O primeiro passo é coordenar os esforços dos diferentes países e ver quais projetos concretos, que já estejam em desenvolvimento, podem ser aproveitados. O grupo é variado. Na região há veteranos como a Argentina, à frente em matéria de tecnologia e conhecimento. E o time já conta com a adesão do Paraguai, que iniciou seu programa espacial em 2014 e espera lançar seu primeiro nanossatélite até o final do ano. O Equador tem a particularidade de possuir um programa espacial civil, ao contrário do resto do mundo. Também estão no grupo Bolívia e El Salvador, enquanto a Colômbia e o Peru são membros observadores. A grande pendência é o Brasil, principal potência regional em temas espaciais, que abandonou este ano a Celac sob o Governo de Jair Bolsonaro. “Nossa intenção é seguir o modelo da Agência Espacial Europeia, que começou com alguns países e poucos projetos, mas depois foi crescendo”, diz Guadarrama.

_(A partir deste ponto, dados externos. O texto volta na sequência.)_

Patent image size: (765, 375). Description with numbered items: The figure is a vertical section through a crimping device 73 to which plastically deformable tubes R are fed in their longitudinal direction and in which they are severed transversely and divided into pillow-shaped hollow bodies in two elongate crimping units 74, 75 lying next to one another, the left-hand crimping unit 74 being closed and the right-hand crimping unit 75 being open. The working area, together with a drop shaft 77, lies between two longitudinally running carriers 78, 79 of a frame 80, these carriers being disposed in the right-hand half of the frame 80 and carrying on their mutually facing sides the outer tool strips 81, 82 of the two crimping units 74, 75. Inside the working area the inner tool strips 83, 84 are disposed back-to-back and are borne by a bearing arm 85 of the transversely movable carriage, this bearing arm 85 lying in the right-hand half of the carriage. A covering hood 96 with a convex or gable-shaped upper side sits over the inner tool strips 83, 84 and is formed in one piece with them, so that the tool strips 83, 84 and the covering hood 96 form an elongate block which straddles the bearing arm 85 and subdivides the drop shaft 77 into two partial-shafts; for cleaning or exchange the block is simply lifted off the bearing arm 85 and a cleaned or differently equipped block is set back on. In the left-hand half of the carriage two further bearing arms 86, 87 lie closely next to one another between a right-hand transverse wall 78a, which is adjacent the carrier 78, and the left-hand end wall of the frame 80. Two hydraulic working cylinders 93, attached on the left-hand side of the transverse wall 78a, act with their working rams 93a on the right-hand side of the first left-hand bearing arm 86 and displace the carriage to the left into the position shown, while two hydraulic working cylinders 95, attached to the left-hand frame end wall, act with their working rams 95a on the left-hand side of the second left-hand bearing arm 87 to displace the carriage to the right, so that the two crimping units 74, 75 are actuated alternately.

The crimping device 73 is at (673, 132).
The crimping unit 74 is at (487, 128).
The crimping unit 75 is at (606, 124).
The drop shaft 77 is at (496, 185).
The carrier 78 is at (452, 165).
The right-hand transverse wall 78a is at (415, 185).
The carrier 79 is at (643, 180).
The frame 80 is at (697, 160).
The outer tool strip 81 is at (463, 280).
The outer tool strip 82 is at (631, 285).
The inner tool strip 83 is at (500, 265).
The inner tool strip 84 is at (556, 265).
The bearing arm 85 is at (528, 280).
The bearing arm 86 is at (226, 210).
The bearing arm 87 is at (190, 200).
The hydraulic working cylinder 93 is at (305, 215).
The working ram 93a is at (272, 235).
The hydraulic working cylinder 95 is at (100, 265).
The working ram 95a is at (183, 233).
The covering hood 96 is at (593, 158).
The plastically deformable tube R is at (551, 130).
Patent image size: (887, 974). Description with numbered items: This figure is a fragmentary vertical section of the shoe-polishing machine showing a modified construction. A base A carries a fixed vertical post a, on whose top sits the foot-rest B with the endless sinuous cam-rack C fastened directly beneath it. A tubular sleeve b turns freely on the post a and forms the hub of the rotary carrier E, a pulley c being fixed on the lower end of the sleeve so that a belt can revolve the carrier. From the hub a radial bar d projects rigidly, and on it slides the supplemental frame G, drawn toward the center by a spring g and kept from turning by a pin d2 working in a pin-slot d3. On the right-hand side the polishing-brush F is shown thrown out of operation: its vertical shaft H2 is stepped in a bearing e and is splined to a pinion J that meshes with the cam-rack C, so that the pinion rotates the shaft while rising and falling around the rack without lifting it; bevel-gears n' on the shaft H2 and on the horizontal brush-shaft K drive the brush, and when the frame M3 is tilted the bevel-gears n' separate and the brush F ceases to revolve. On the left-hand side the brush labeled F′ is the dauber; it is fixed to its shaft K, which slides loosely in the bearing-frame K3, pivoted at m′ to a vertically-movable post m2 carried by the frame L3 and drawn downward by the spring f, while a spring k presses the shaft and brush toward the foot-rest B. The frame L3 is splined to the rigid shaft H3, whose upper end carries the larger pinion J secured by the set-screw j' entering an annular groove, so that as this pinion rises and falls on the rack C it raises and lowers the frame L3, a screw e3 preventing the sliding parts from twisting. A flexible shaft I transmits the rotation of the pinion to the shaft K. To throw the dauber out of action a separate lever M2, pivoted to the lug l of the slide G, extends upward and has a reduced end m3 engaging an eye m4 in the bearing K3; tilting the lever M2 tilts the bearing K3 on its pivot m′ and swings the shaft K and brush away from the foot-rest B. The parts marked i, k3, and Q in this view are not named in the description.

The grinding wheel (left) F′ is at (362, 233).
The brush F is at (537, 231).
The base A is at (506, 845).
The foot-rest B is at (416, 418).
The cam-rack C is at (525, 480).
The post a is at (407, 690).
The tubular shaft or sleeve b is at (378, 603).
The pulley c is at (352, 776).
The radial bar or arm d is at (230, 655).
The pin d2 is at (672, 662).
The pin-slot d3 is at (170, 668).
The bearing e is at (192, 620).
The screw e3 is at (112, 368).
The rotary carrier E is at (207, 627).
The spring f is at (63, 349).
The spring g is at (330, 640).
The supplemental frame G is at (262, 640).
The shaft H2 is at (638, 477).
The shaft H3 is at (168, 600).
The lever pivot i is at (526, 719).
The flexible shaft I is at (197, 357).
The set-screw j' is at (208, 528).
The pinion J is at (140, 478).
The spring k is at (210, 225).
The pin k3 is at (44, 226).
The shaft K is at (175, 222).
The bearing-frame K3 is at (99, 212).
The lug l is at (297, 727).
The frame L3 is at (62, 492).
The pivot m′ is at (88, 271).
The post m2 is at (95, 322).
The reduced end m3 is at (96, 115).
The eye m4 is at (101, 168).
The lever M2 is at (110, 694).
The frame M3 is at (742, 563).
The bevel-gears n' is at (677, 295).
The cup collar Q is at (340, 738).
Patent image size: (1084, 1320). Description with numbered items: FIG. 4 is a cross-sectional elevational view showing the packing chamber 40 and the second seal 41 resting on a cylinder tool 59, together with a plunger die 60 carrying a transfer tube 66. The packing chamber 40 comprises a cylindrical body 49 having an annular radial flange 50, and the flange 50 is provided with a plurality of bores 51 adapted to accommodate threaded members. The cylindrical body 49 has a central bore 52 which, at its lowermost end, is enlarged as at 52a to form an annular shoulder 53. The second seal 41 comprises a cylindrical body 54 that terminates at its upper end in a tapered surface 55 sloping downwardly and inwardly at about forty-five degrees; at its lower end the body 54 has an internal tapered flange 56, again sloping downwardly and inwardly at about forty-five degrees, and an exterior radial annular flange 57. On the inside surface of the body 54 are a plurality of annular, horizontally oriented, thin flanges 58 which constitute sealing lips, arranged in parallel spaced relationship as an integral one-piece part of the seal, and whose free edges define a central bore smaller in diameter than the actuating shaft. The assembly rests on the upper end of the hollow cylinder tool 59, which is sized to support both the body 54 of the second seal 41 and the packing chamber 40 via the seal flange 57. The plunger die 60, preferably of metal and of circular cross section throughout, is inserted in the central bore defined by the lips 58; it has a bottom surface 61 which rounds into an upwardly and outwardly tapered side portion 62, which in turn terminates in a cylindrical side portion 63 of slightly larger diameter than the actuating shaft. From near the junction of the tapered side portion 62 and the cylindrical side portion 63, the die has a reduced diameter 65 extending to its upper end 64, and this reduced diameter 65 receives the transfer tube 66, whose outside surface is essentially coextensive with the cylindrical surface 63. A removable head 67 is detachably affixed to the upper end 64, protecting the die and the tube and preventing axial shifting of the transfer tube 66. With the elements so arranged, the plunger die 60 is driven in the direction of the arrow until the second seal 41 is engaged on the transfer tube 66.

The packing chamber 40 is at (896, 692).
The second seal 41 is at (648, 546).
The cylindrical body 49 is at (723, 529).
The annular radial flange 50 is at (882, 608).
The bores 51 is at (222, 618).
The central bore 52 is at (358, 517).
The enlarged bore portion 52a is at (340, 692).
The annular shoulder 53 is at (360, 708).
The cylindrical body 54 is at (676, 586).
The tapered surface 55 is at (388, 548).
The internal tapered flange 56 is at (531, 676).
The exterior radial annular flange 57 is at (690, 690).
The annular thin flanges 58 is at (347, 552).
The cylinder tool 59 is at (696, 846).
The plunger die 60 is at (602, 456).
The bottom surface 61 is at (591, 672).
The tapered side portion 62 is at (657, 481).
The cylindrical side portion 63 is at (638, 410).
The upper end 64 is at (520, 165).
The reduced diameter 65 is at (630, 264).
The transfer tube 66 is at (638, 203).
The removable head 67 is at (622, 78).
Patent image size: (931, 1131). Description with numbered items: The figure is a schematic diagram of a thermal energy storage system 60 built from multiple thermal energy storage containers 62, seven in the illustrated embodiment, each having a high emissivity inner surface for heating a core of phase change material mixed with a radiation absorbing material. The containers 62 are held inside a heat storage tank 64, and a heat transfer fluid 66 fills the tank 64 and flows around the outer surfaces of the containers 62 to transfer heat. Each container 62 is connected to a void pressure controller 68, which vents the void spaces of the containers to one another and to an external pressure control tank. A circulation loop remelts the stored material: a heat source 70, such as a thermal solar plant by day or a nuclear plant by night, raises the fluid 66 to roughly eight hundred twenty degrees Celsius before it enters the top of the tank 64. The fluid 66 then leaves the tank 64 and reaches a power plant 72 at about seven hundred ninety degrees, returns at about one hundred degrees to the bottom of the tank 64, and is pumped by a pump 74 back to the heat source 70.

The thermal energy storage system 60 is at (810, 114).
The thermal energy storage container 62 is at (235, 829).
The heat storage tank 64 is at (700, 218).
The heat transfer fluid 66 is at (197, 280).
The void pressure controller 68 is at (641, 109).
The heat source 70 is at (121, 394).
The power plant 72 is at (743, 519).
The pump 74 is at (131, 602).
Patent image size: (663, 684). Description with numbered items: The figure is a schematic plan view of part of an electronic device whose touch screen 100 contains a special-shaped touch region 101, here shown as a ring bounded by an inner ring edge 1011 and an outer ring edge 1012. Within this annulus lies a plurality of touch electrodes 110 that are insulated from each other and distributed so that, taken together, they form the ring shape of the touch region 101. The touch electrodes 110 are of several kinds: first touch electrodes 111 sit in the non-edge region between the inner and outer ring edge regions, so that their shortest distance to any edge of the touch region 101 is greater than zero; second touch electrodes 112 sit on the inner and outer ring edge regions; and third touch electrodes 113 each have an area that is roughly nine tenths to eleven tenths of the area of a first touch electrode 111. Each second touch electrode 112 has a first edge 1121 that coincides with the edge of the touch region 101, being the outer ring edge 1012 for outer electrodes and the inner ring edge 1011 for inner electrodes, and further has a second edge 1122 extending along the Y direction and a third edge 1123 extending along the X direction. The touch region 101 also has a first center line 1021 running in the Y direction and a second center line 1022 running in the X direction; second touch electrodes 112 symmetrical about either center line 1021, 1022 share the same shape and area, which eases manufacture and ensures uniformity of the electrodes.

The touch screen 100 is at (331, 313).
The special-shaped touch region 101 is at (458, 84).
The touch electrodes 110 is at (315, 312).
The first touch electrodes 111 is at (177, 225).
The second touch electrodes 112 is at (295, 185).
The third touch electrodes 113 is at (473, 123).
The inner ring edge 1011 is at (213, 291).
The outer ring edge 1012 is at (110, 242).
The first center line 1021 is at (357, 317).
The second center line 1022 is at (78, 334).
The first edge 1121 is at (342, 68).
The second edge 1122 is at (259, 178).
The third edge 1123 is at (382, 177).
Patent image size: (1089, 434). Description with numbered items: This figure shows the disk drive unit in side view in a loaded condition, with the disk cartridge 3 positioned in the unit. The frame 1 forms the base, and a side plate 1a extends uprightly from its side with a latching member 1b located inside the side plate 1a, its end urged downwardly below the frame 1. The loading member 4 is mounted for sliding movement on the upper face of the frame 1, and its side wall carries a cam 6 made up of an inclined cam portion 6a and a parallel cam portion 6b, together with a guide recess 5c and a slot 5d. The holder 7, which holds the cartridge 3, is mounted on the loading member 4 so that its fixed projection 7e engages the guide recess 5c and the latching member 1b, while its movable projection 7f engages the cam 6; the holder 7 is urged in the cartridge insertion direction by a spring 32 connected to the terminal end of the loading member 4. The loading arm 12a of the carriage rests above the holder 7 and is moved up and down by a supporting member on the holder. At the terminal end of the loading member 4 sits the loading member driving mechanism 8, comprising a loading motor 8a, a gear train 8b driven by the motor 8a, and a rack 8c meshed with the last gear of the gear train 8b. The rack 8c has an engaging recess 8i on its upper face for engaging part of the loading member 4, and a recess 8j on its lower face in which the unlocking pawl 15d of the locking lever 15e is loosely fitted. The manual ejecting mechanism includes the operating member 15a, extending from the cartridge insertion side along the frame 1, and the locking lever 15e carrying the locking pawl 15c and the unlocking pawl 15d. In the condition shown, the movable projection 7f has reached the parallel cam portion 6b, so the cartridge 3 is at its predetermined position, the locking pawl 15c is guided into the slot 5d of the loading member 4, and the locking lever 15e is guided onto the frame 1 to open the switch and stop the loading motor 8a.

Uma imensa extensão territorial para ter acesso ao cosmo, uma localização estratégica para lançar aparelhos que sigam órbitas polares ou equatoriais, os conhecimentos adquiridos e uma linguagem comum são algumas das vantagens da América Latina, segundo José Valdés, coordenador do programa espacial da UNAM. Existem também necessidades comuns, como as telecomunicações e o monitoramento dos desastres naturais. Não se trata de fincar uma bandeira na Lua, e sim de romper uma dependência de tecnologia no ramo científico que teve impacto sobre milhões de vidas cotidianas, com invenções que vão do velcro à Internet. “Estamos numa transformação tecnológica”, diz Valdés, “mas será preciso injetar dinheiro e demonstrar vontade política”.
Ainda não há um cálculo sobre os recursos necessários, mas a ALCE começará com fundos que os países já destinam aos seus programas espaciais. “Não precisamos de investimentos estratosféricos”, afirma Valdés, embora seja preciso recorrer a parcerias com outros programas espaciais, empresas e universidades. Já houve aproximações com a China e a Europa, além de conversas informais com a NASA, com a única ressalva de que a colaboração seja com fins pacíficos, segundo a Chancelaria mexicana.
A existência prática da agência levará bastante tempo. Deverão ser assinados tratados internacionais, e será preciso desenvolver a infraestrutura e a tecnologia, mas a expectativa é que os primeiros projetos se materializem de forma paralela. “Nosso primeiro passo não será ir à Lua”, diz Guadarrama, “mas temos muito a ganhar e pouco a perder.” Se tudo sair conforme o previsto, o primeiro nanossatélite da constelação da ALCE, muito provavelmente desenvolvido pelo México, estará no espaço aproximadamente dentro do prazo que a NASA estima que leva para ir a Marte e voltar: entre um ano e meio e dois anos.